In opening arguments, Merin sought to simplify things for jurors. "His DNA was found in her mouth," he said, drawing an inference allowed in court but not supported by science.
Merin focused the jury's attention on the 1-in-1.1-million general-population statistic, and did some quick arithmetic on a whiteboard.
There were about 18 million people in California in 1972, he said, half of them women. That left 8 million or 9 million men in the state. "You have eight or nine Caucasian men in the state that look like that crime-scene profile," Merin said.
"That man," he said, pointing at Puckett, "happens to be one of them."
His argument, a common one in DNA cases, was compelling. But it implied a certainty that DNA analysis cannot provide.
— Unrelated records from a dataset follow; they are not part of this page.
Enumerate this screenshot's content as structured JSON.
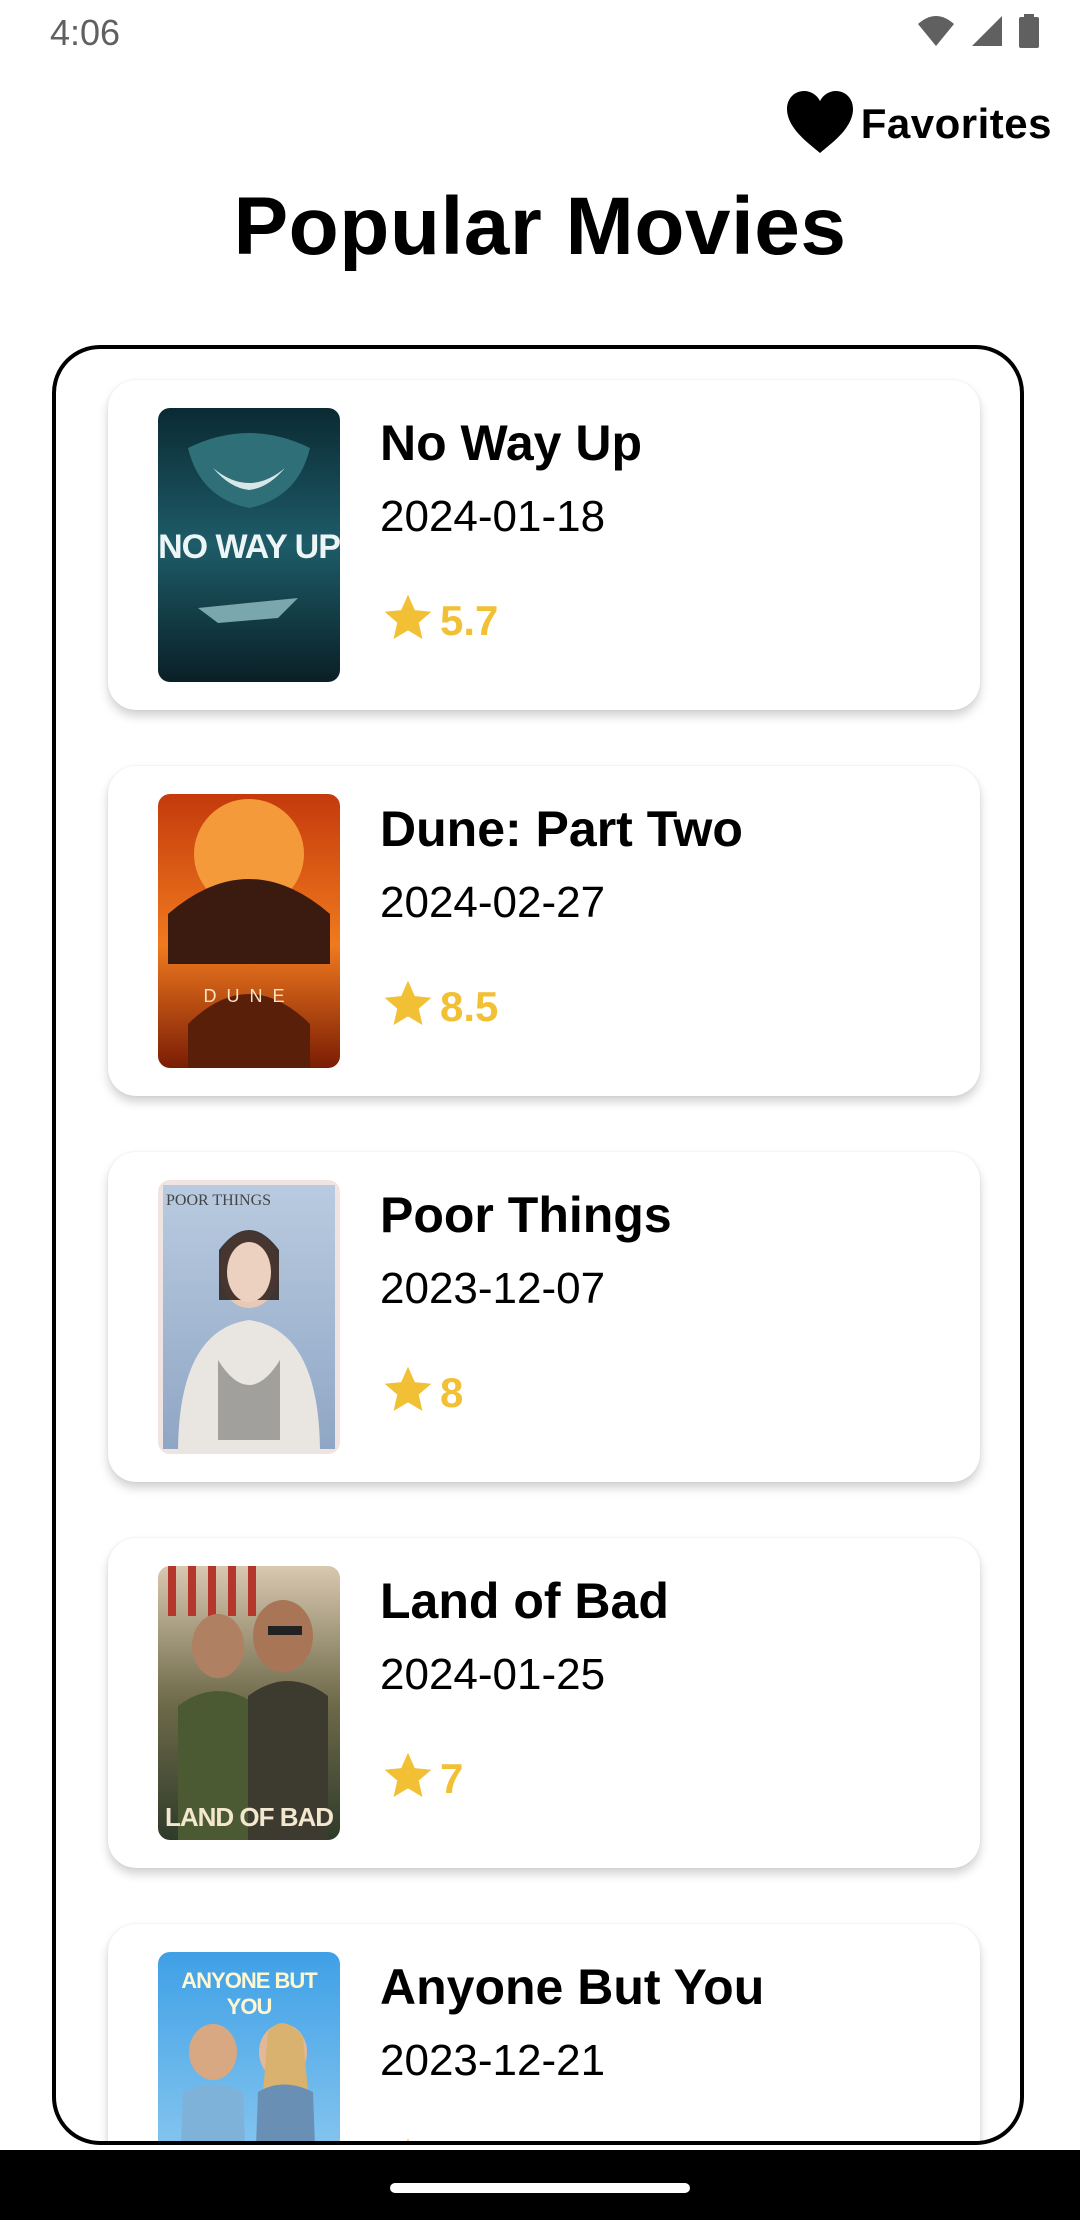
{
  "status_bar": {
    "time": "4:06",
    "icons": [
      "wifi-icon",
      "cellular-signal-icon",
      "battery-icon"
    ]
  },
  "header": {
    "favorites_label": "Favorites",
    "favorites_icon": "heart-icon",
    "title": "Popular Movies"
  },
  "colors": {
    "rating": "#f2c035",
    "text": "#000000",
    "background": "#ffffff"
  },
  "movies": [
    {
      "title": "No Way Up",
      "release_date": "2024-01-18",
      "rating": "5.7",
      "poster_text": "NO WAY UP"
    },
    {
      "title": "Dune: Part Two",
      "release_date": "2024-02-27",
      "rating": "8.5",
      "poster_text": "DUNE"
    },
    {
      "title": "Poor Things",
      "release_date": "2023-12-07",
      "rating": "8",
      "poster_text": "POOR THINGS"
    },
    {
      "title": "Land of Bad",
      "release_date": "2024-01-25",
      "rating": "7",
      "poster_text": "LAND OF BAD"
    },
    {
      "title": "Anyone But You",
      "release_date": "2023-12-21",
      "rating": "",
      "poster_text": "ANYONE BUT YOU"
    }
  ]
}
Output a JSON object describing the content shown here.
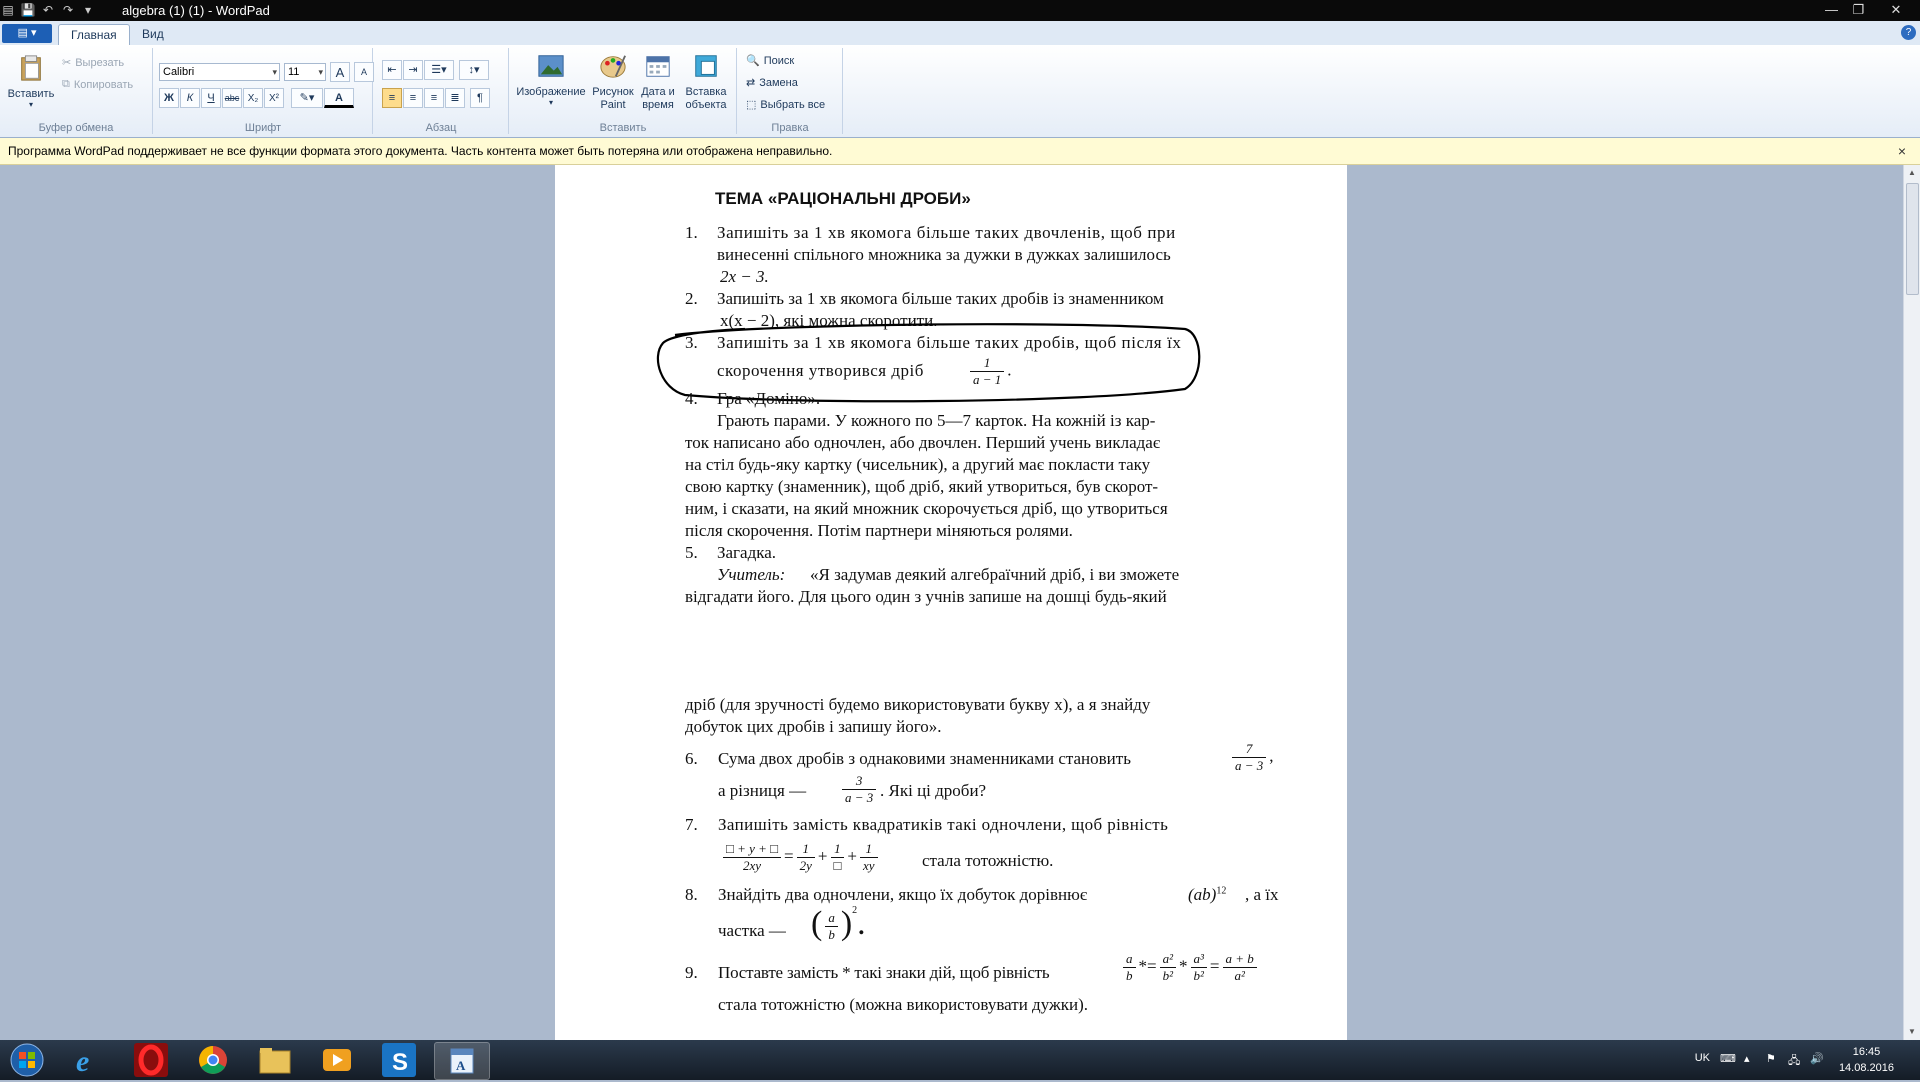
{
  "window": {
    "title": "algebra (1) (1) - WordPad"
  },
  "ribbon": {
    "file_button": "▤ ▾",
    "tabs": [
      "Главная",
      "Вид"
    ],
    "clipboard": {
      "paste": "Вставить",
      "cut": "Вырезать",
      "copy": "Копировать",
      "label": "Буфер обмена"
    },
    "font": {
      "family": "Calibri",
      "size": "11",
      "label": "Шрифт",
      "bold": "Ж",
      "italic": "К",
      "underline": "Ч",
      "strike": "abc",
      "sub": "X₂",
      "sup": "X²",
      "grow": "A",
      "shrink": "A",
      "color": "A"
    },
    "paragraph": {
      "label": "Абзац"
    },
    "insert": {
      "picture": "Изображение",
      "paint": "Рисунок Paint",
      "datetime": "Дата и время",
      "object": "Вставка объекта",
      "label": "Вставить"
    },
    "editing": {
      "find": "Поиск",
      "replace": "Замена",
      "select_all": "Выбрать все",
      "label": "Правка"
    }
  },
  "infobar": {
    "text": "Программа WordPad поддерживает не все функции формата этого документа. Часть контента может быть потеряна или отображена неправильно.",
    "close": "×"
  },
  "document": {
    "heading": "ТЕМА «РАЦІОНАЛЬНІ ДРОБИ»",
    "items": [
      {
        "num": "1.",
        "lines": [
          "Запишіть за 1 хв якомога більше таких двочленів, щоб при",
          "винесенні спільного множника за дужки в дужках залишилось",
          "2x − 3."
        ]
      },
      {
        "num": "2.",
        "lines": [
          "Запишіть за 1 хв якомога більше таких дробів із знаменником",
          "x(x − 2), які можна скоротити."
        ]
      },
      {
        "num": "3.",
        "lines": [
          "Запишіть за 1 хв якомога більше таких дробів, щоб після їх",
          "скорочення утворився дріб"
        ],
        "frac": {
          "n": "1",
          "d": "a − 1"
        }
      },
      {
        "num": "4.",
        "lines": [
          "Гра «Доміно».",
          "Грають парами. У кожного по 5—7 карток. На кожній із кар-",
          "ток написано або одночлен, або двочлен. Перший учень викладає",
          "на стіл будь-яку картку (чисельник), а другий має покласти таку",
          "свою картку (знаменник), щоб дріб, який утвориться, був скорот-",
          "ним, і сказати, на який множник скорочується дріб, що утвориться",
          "після скорочення. Потім партнери міняються ролями."
        ]
      },
      {
        "num": "5.",
        "lines": [
          "Загадка.",
          "Учитель:",
          "«Я задумав деякий алгебраїчний дріб, і ви зможете",
          "відгадати його. Для цього один з учнів запише на дошці будь-який",
          "дріб (для зручності будемо використовувати букву x), а я знайду",
          "добуток цих дробів і запишу його»."
        ]
      },
      {
        "num": "6.",
        "lines": [
          "Сума двох дробів з однаковими знаменниками становить",
          "а різниця —",
          ". Які ці дроби?"
        ],
        "frac1": {
          "n": "7",
          "d": "a − 3"
        },
        "frac2": {
          "n": "3",
          "d": "a − 3"
        }
      },
      {
        "num": "7.",
        "lines": [
          "Запишіть замість квадратиків такі одночлени, щоб рівність",
          "стала тотожністю."
        ],
        "formula": {
          "n": "□ + y + □",
          "d": "2xy",
          "eq": "=",
          "f1n": "1",
          "f1d": "2y",
          "f2n": "1",
          "f2d": "□",
          "f3n": "1",
          "f3d": "xy",
          "plus": "+"
        }
      },
      {
        "num": "8.",
        "lines": [
          "Знайдіть два одночлени, якщо їх добуток дорівнює",
          ", а їх",
          "частка —"
        ],
        "power": "(ab)",
        "exp": "12",
        "paren": {
          "n": "a",
          "d": "b",
          "exp": "2"
        }
      },
      {
        "num": "9.",
        "lines": [
          "Поставте замість * такі знаки дій, щоб рівність",
          "стала тотожністю (можна використовувати дужки)."
        ],
        "formula": {
          "a": "a",
          "b": "b",
          "a2": "a²",
          "b2": "b²",
          "a3": "a³",
          "b2b": "b²",
          "sum": "a + b",
          "a2d": "a²",
          "star": "*",
          "eq": "="
        }
      }
    ]
  },
  "taskbar": {
    "lang": "UK",
    "time": "16:45",
    "date": "14.08.2016"
  }
}
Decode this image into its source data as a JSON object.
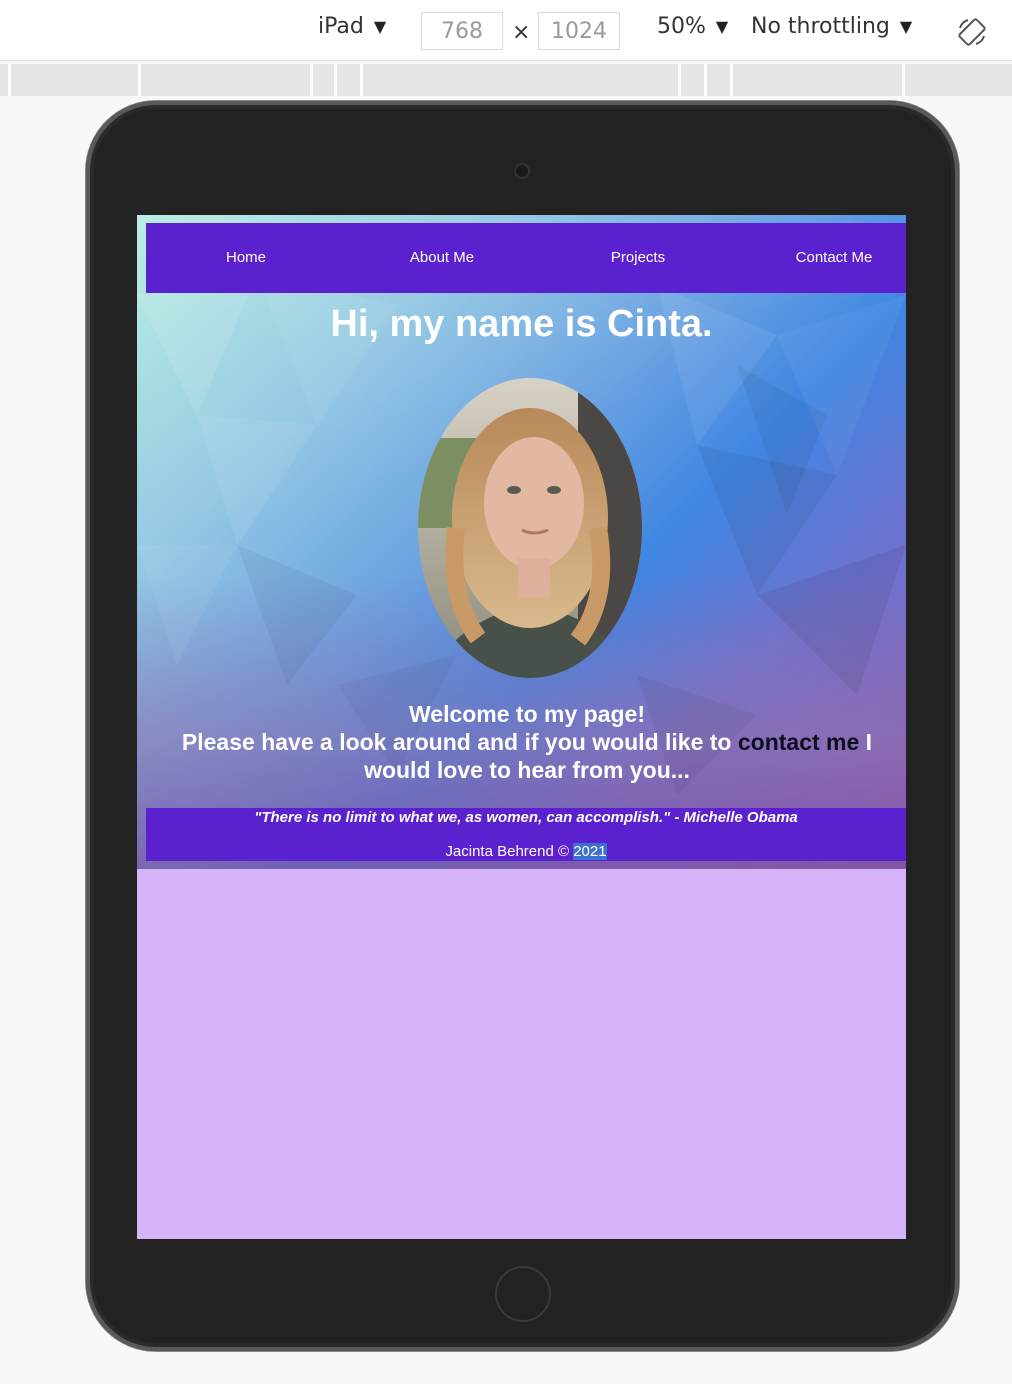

The defense team countered with its own experts, who made different calculations based on more conservative assumptions. Their numbers, 1 in 16,400 and 1 in 40,000, showed a greater, albeit still remote, chance of finding a coincidental match. Jurors would have to decide for themselves which numbers best fit the evidence.
Not long into their deliberations, jurors sent the judge a handwritten question: "How was [Puckett] identified as a person of interest?"
Consistent with his earlier ruling, Benson did not tell them about the database. He replied that they should not speculate about how Puckett was identified.
At 2:30 p.m. on March 6, after 48 hours of deliberation, the jurors filed into the courtroom with a verdict: guilty of murder in the first degree.
Puckett, now 74, sat motionless in his wheelchair. He later was sentenced to life in prison, with the possibility of parole after seven years. His attorneys said they would appeal.
Interviewed outside court after the verdict, jurors said they had struggled to weigh the different statistics. One said that the "likelihood ratio" was appealing because its name made sense in plain English.
In the end, however, jurors said they found the 1-in-1.1-million general-population statistic Merin had emphasized to have been the most "credible" and "conservative." It was what allowed them to reach a unanimous verdict.
"I don't think we'd be here if it wasn't for the DNA," said Joe Deluca, a 35-year-old martial arts instructor. Asked whether the jury might have reached a different verdict if it had been given the 1-in-3 number, Deluca didn't hesitate.
"Of course it would have changed things," he said. "It would have changed a lot of things."